Développement

Quelle différence y a t-il entre jouet et activité ?

Rédigé par Harry Kancel

Le temps estimé pour cet article est de : 3 minutes

Bonjour chèr(e)s lecteurs, lectrices,
 
Quelle différence y a t-il entre « jouet » et « activité » ?
Cette question a été le sujet de l’un de mes échanges avec la directrice de l’école maternelle de mon fils.
Je tenais donc dans cet article à vous faire un compte rendu de cet échange très formateur.
 

Oh tracteur rouge !  Mon beau tracteur rouge !

C’est lors du premier anniversaire de mon fils, que cette interrogation existentielle m’est venue à l’esprit.
Devant l’offre pléthorique des magasins de jouets, on se retrouve vite piégé dans la spirale chronophage du « ka pou mwen chwazi ? » (Que dois-je choisir ?) .
Oui ! Des heures à se triturer les méninges sur le choix du présent : quels jouets acheter ? ou peut être des livres ? ou peut être des CDs ? Jeux éducatifs ? un gros tracteur rouge ?
Allez hop !!! un gros tracteur rouge !
 

Analyse et réflexion après les festivités

Après les festivités, une fois les cadeaux déballés et dépaquetés, nos enfants se retrouvent en tête à tête avec une horde de jouets à la sauce Toy Story.
Pour ma part, mon fils adorait ses cadeaux et plus particulièrement son tracteur rouge.
Mais en observant sa manière de jouer, mes premières interrogations se sont levées.
Qu’est ce que cela lui apporte ? Qu’apprend t’il ? A quoi pense-t-il ? Aurais-je du choisir un jeu éducatif ? Que doit-il apprendre ? Doit-il apprendre quelque chose ?…?…? !!!

Omodehep ! Madame la directrice pouvez-vous m’éclairer ?

 

Les jouets conduisent souvent à amasser sans intérêt scientifique.
 
En effet, le désir de possession de nos enfants, ne doit pas nous réjouir car il n’est pas constructeur.
A contrario, constituer des collections est une activité qui permet de développer leur esprit mathématique. 
L’activité permet la répétition voire le perfectionnement et la satisfaction d’un besoin intérieur.
Une fois ce besoin satisfait, l’activité sera aussitôt délaissée pour laisser place à une autre.  
 
Une activité a un but, un début et une fin. 
 
 
Attention ! Il faut bien observer nos toupiti, car ce qui n’est pas une activité pour nous parents, peut en être une pour nos enfants.
Exemples : Remplir un seau de coquillages, le renverser et recommencer plusieurs fois. 
Observer les gouttes d’eau qui s’écoulent de la table vers le sol suite au renversement d’un verre.
 
Le choix des activités doit être fait avec minutie car celles-ci doivent permettre d’isoler la compétence à travailler.
  

En bref,

Un enfant n’a pas besoin d’un environnement sophistiqué pour apprendre.
Il a besoin de motifs d’activité.
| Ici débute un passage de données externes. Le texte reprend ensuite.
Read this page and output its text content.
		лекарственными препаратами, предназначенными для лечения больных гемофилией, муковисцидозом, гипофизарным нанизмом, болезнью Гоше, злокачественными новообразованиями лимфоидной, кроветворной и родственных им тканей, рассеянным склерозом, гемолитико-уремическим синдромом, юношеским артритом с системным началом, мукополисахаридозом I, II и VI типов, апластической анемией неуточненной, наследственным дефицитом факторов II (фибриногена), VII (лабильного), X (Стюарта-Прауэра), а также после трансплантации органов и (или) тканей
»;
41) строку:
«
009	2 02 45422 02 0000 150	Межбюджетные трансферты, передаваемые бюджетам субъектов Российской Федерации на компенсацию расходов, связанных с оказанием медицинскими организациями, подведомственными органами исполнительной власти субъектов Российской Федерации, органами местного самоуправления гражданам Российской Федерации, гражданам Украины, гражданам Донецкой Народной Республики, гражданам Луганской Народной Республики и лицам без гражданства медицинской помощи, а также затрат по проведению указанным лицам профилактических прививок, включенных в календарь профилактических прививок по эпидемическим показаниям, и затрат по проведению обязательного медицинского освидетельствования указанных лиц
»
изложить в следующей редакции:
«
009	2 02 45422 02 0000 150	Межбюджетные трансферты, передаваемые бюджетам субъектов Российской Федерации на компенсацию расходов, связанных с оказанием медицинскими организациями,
Le véritable travail mental n’épuise pas l’enfant mais lui nourrit l’esprit.
Il faut donc intégrer les jouets dans une activité.
Dans le cas du tracteur rouge, il peut servir à transporter des objets trouver dans le jardin, d’un point A vers un point B.
En créant une histoire et en mettant en scène d’autres jouets ou figurines. 
Si vous avez tout un tas de petite voiture vous pouvez créer moult scénarios avec. 
Faites jouer votre imagination !
 

Ne rien faire est aussi créateur

Les récentes études en neurosciences ont montré que la non-activité permet au cerveau de créer, de trouver des solutions, d’inventer.
Laissons aussi les enfants ne rien faire
Attention !  pas pendant des jours entiers ! 
C’est à vous d’observer votre toupiti et d’apprendre aussi de lui afin de savoir s’il faut l’accompagner ou pas dans son activité.
 
 
Allez ! J’attends vos retours d’expériences et avis.